Cherry Ice Cream with Dark Chocolate

After making jam last week, I had a few cherries left, but mostly, I had juice.  A lot of juice. My cherries had come from the Okanagan, and had been frozen until I was ready for them, so when they unthawed, the left me with lots and lots of cherry juice. I was not about to let this ruddy gold go to waste, oh, no, not I.

I decided I’d boil it down and make it into a kind of syrup, which I would then add to a custard to turn into an ice cream. Now, I normally make an egg-based ice cream, but much research on the internets, I found a ton of recipes for cherry ice cream which did not call for eggs. So I thought I’d give it a shot. It worked like a dream!

cherry chocolate ice cream

I decided to kick it up a notch by adding dark chocolate, a hit of vanilla, and a tablespoon of the jam. Okay–confession time–not all of my culinary experiments work. In fact, the amount of recipes that aren’t deemed “blog worthy” at the end of the day is probably equal to the amount that are. But this one? Hole in one.

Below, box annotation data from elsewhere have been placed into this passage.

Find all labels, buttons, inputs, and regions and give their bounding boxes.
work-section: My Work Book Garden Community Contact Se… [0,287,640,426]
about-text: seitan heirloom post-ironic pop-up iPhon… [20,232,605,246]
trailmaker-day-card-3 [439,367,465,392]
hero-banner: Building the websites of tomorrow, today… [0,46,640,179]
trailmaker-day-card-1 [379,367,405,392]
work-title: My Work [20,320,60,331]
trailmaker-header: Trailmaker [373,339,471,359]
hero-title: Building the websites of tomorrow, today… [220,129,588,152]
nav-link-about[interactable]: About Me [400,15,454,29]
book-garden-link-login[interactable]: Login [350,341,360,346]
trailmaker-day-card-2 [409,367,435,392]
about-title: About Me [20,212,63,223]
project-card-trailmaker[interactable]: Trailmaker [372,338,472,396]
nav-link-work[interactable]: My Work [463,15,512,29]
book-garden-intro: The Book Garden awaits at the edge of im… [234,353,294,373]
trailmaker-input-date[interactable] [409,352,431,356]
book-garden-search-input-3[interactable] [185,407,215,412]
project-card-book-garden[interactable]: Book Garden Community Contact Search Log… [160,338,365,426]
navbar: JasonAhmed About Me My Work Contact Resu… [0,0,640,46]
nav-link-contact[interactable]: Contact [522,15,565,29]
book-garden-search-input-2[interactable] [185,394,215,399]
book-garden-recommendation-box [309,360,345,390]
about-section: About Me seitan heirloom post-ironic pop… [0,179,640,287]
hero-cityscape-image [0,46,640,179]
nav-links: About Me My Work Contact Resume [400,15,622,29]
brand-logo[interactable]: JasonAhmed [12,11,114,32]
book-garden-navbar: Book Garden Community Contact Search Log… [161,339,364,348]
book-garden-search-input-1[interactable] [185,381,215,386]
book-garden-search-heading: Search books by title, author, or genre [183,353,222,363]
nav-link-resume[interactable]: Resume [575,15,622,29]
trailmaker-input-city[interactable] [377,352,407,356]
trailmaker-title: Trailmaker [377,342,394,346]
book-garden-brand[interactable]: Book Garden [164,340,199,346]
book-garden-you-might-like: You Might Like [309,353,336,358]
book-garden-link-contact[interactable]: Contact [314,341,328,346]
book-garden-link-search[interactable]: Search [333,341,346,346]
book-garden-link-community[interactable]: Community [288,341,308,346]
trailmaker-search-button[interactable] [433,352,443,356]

Chocolate Cherry Ice Cream with Dark Chocolate

Ingredients

  • 1 1/2 cups  cherries and cherry juice
  • 1/2 cup sugar
  • 1 tbsp balsamic vinegar
  • 3/4 cup milk
  • 1 3/4 cup whipping cream
  • 1 tsp vanilla
  • pinch of salt
  • 1 tsp lemon juice
  • 1 small dark chocolate bar, kept frozen until ready for use
  • 1 tablespoon cherry jam

Method:

  • Place the cherries, cherry juice, balsamic vinegar and sugar in a small saucepan, and cook, over medium heat, until it is reduced by half, and has a syrupy consistency. Allow to cool.
  • In a medium, heavy-bottomed saucepan, place the milk, cream and cooled cherry syrup, along with a pinch of salt. Heat until it is just at the boiling point. It should be steaming, but not boiling.
  • Remove from heat, and add the vanilla. Puree with an immersion blender if you feel that the cherry pieces are too chunky. Put in a bowl in the fridge, covered by saran wrap (make sure you stick the saran wrap onto the surface of the ice cream to keep it from forming a skin) for at least 3 hours, or ideally, overnight.
  • Remove from fridge, and add the lemon juice. Freeze according to your ice cream maker’s directions. I use the Cuisinart one, and it usually takes about 20-30 minutes to achieve a “soft serve” consistency. Once your ice cream is at this point, add the chocolate (which you’ve chopped with a knife) and the jam. Allow to process for a few more minutes until it’s incorporated into the ice cream. Scrape out of the ice cream maker and return to the freezer until it’s ice cream!